The upshot here is that each element of a list points to a single object. Multiple elements can point to the same object. So, for your outer list, you can have multiple elements point to the same object, a sublist, and for any such sublist changes to that sublist will be visible in any other element of the outer list that points to the same sublist object. But only so long as that is the case.

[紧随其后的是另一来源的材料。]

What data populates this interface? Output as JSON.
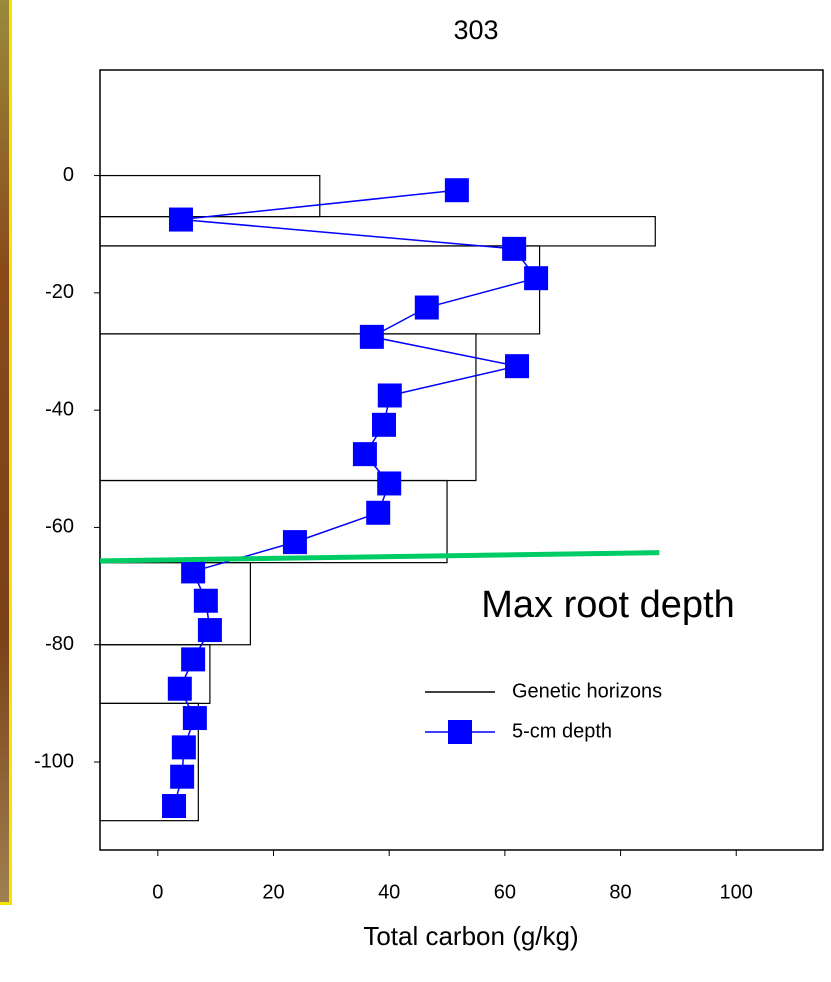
{
  "chart_data": {
    "type": "scatter",
    "title": "303",
    "x_label": "Total carbon (g/kg)",
    "xlim": [
      -10,
      115
    ],
    "xticks": [
      0,
      20,
      40,
      60,
      80,
      100
    ],
    "ylim": [
      -115,
      18
    ],
    "yticks": [
      0,
      -20,
      -40,
      -60,
      -80,
      -100
    ],
    "horizons": {
      "name": "Genetic horizons",
      "color": "#000000",
      "top": [
        0,
        -7,
        -12,
        -27,
        -52,
        -66,
        -80,
        -90
      ],
      "bottom": [
        -7,
        -12,
        -27,
        -52,
        -66,
        -80,
        -90,
        -110
      ],
      "values": [
        28,
        86,
        66,
        55,
        50,
        16,
        9,
        7
      ]
    },
    "series": [
      {
        "name": "5-cm depth",
        "color": "#0000ff",
        "x": [
          51.7,
          4,
          61.6,
          65.4,
          46.5,
          37,
          62.1,
          40.1,
          39.1,
          35.8,
          40,
          38.1,
          23.7,
          6.1,
          8.3,
          9,
          6.1,
          3.8,
          6.4,
          4.5,
          4.2,
          2.8
        ],
        "values": [
          -2.5,
          -7.5,
          -12.5,
          -17.5,
          -22.5,
          -27.5,
          -32.5,
          -37.5,
          -42.5,
          -47.5,
          -52.5,
          -57.5,
          -62.5,
          -67.5,
          -72.5,
          -77.5,
          -82.5,
          -87.5,
          -92.5,
          -97.5,
          -102.5,
          -107.5
        ]
      }
    ],
    "root_line": {
      "label": "Max root depth",
      "color": "#00cc66",
      "x": [
        -10,
        86.7
      ],
      "y": [
        -65.7,
        -64.3
      ]
    }
  }
}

And this is where your reasoning in your question doesn't quite make sense:
Here we see that although
laandlbare equivalent, they are not the same object. And really, all you're doing in your complicated example is shuffling around where you add the sublist object to your outer list. Something akin to:This has nothing to do with the 'groups' you're putting them in, it's just that each element in the outer list is referencing a particular list object. That is where the 'implicit tracking' is occurring, and you can get at that information by using a comparison as I did. Because a list is not hashable, it's difficult to do a reverse lookup dictionary without creating a wrapper for the list, and it's expensive to do the object comparison every time (and not the difference between
isand==in comparing two objects, especially lists!). Apart from those two options - keeping a separate variable that tracks the indices of each unique object (in this case, each sublist that has itself multiple elements) - there isn't a lot you can do that would be avoiding the work you're trying to avoid.